At 16:16 Beijing time, NYMEX crude oil futures rose 0.99% to $73.54 a barrel; ICE Brent crude futures rose 0.85% to $78.49 a barrel. The cumulative decline of the two cities in the first two trading days exceeded 9%, which was the largest decline in the first two trading days of each year since 1991.
Economic data from the United States weighed on oil prices. The U.S. manufacturing sector contracted further in December, with the Institute for Supply Management’s (ISM) Manufacturing Purchasing Managers’ Index (PMI) falling for a second straight month to 48.4 from 49.0 in November. This is the lowest reading since May 2020, the ISM said.
Jun Rong Yeap, market strategist at IG, said: “Oil prices appear to be trying to ease the pressure following a massive sell-off, but the U.S. manufacturing PMI contracted for the second month in a row, reflecting a continued slowdown in economic activity, which might force Buyers shy away from participating in the market.”
Fed officials and economists have long argued that easing pressure on supply chains is key to falling inflation back to its 2% target. Significant improvements in supply and weakening demand have translated into lower commodity prices. Economists expect commodity deflation this year. But at the same time, a survey by the U.S. Department of Labor showed that job vacancies in the United States were larger than expected in November, and the previous value was revised upwards.
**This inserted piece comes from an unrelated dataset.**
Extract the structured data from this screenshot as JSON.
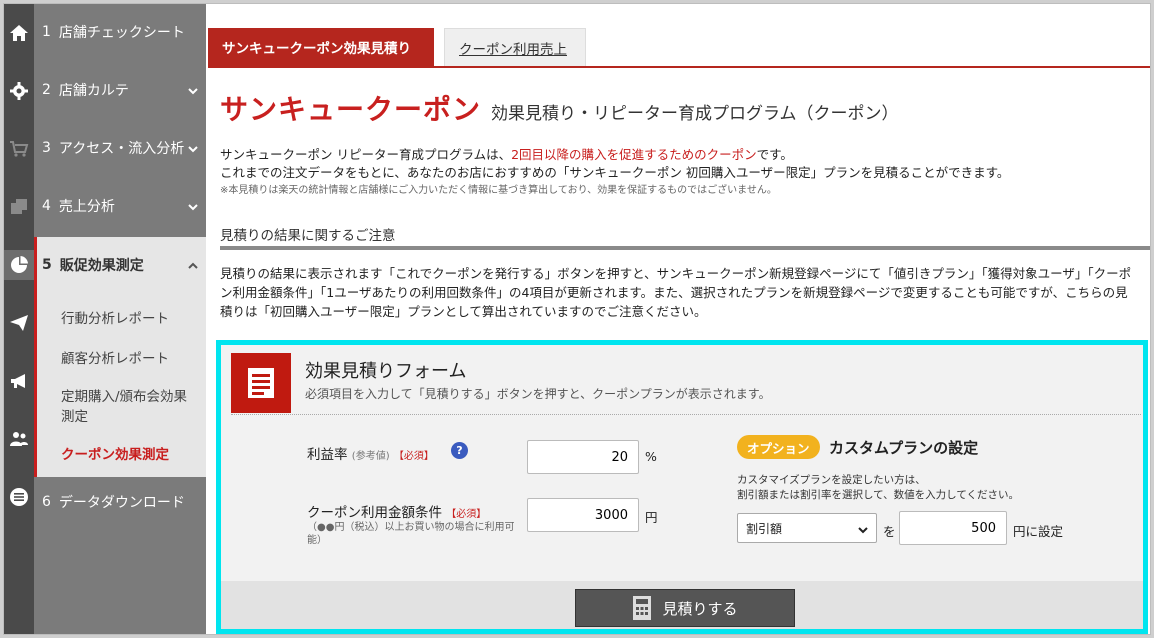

The market is worried that the Fed will use the continued tight labor market as an excuse to maintain high interest rates for a longer period of time.
Russia is exporting more Arctic-produced crude to buyers in Asia at steeper discounts following Europe closed its doors to Russian supplies last month, trade sources and data show.
Russian Arctic crude oil brands Arco, Arco/NovyPort and Varandey do not normally export east due to geography, but following Western sanctions imposed they had to incur higher shipping costs to attract new buyers.
Russian Arctic crude oil exports to India have grown steadily since May, with loadings hitting a record 6.67 million barrels in November and 4.1 million barrels in December, the data showed. India imported its first shipment of Varandey crude last week and the cargo was loaded at the port of Murmansk in late November, the sources said.